When I first started my gig at Grain, I was more than sensitive about sending out rejection letters. We have a standard template, the same sort that most journals use: We thank you for your submission but… best wishes with your writing. I know this is the standard template because I get rejection letters for my own work every few months and it’s depressing as hell. And since I am familiar with just how fucking depressing rejection letters can be, I do not enjoy this part of my job. It’s my least favourite thing to do.
I would often get so upset on Rejection Day (I would save them all up for one big sad afternoon, usually a Friday) that I would flee the office and drown my sorrows at the pub. My sympathy for writers in my first few months was maybe a bit unhealthy. Maybe. I discussed it with my colleagues and we worked out a new template with a checklist of the many, many reasons for why we reject pieces and thought that would encourage writers to submit different pieces that they felt didn’t have the flaws we saw, or maybe something of a different style. This was short-lived: not only did I underestimate the time it would take me to fill out that form letter for hundreds of rejections (yes, hundreds), but the responses I would get were problematic. They said either, “Thanks, I’ve got a good idea of what to send you next;” or, “You condescending piece of shit. You wouldn’t understand good work if it hit you in the face.” Paraphrasing, of course.
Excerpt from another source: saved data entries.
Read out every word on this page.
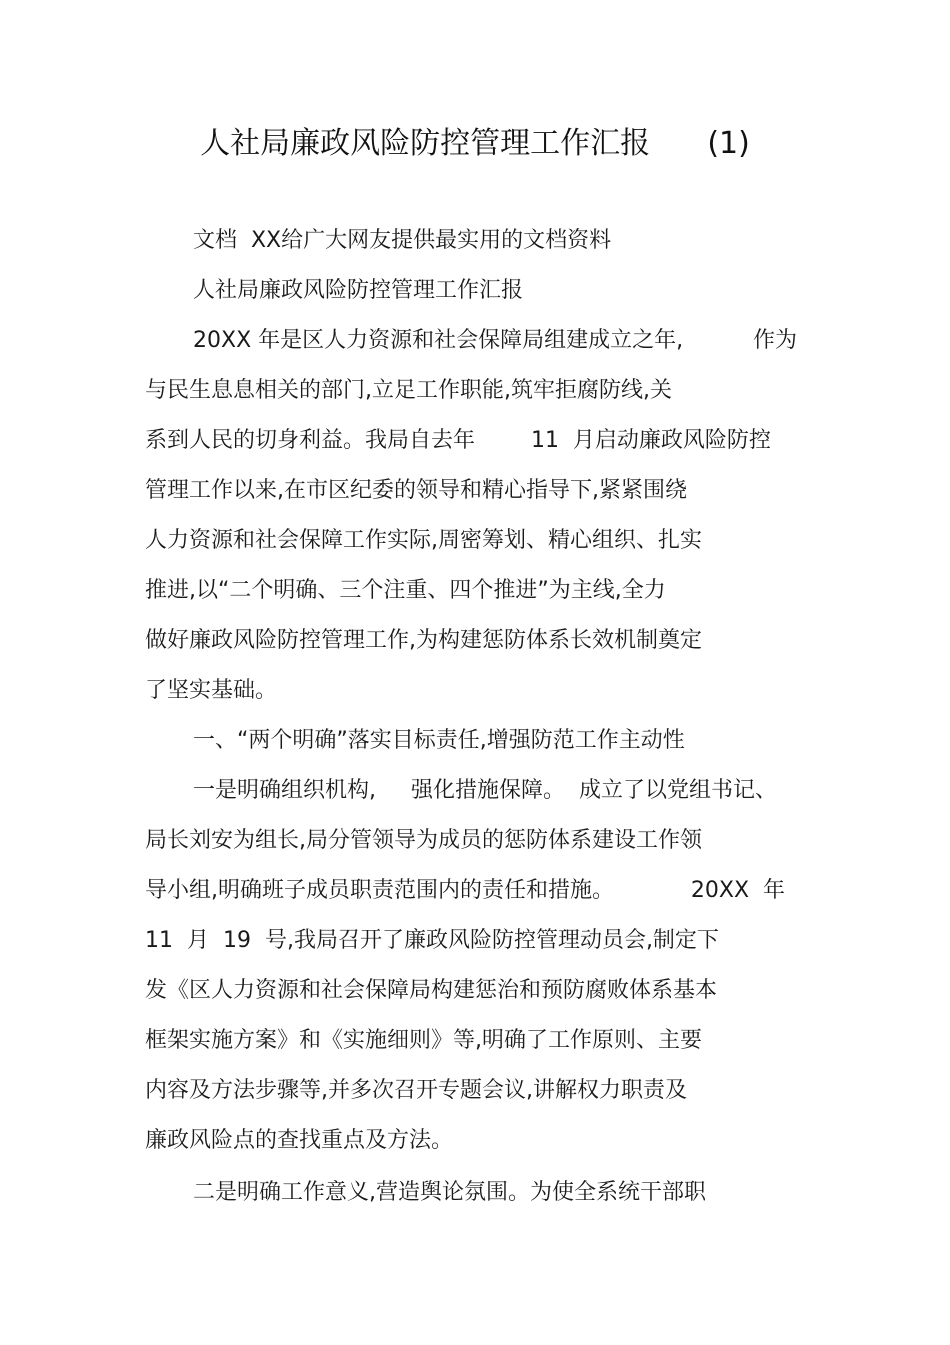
人社局廉政风险防控管理工作汇报      (1)
文档  XX给广大网友提供最实用的文档资料
人社局廉政风险防控管理工作汇报
20XX 年是区人力资源和社会保障局组建成立之年,          作为
与民生息息相关的部门,立足工作职能,筑牢拒腐防线,关
系到人民的切身利益。我局自去年        11  月启动廉政风险防控
管理工作以来,在市区纪委的领导和精心指导下,紧紧围绕
人力资源和社会保障工作实际,周密筹划、精心组织、扎实
推进,以“二个明确、三个注重、四个推进”为主线,全力
做好廉政风险防控管理工作,为构建惩防体系长效机制奠定
了坚实基础。
一、“两个明确”落实目标责任,增强防范工作主动性
一是明确组织机构,     强化措施保障。  成立了以党组书记、
局长刘安为组长,局分管领导为成员的惩防体系建设工作领
导小组,明确班子成员职责范围内的责任和措施。           20XX  年
11  月  19  号,我局召开了廉政风险防控管理动员会,制定下
发《区人力资源和社会保障局构建惩治和预防腐败体系基本
框架实施方案》和《实施细则》等,明确了工作原则、主要
内容及方法步骤等,并多次召开专题会议,讲解权力职责及
廉政风险点的查找重点及方法。
二是明确工作意义,营造舆论氛围。为使全系统干部职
We returned to our old standard, which garnered no responses of that sort. Call me a coward, but I’ll avoid hate mail if I can.
So, as I collected my own rejection letters, I would often have a moment, Hey! That magazine says the same things to their writers that we say to our writers, and I would feel a kinship with whoever stuffed my envelope. If they didn’t say what we said, I looked at it with my [condescending piece of shit] editor’s eye and thought about what worked and what didn’t. My favourite rejections were the ones that had a note about what worked: “You submitted five poems. We thought this one was the best, but…” (Thanks, Fiddlehead!)
If a form letter took too much time, a personalized letter for every submission was unrealistic. The good Associate Editors and I agreed, though, that we would write critiquing/encouraging rejections for the submissions that made it past my desk and onto theirs. To accommodate for their extra time, I’d make sure less work made it past my desk and onto theirs. On the whole, that means I personally reject more work than ever, but every now and then, it’s worth it. My favourite reaction to a rejection letter thus far: “BEST REJECTION LETTER—EVER!”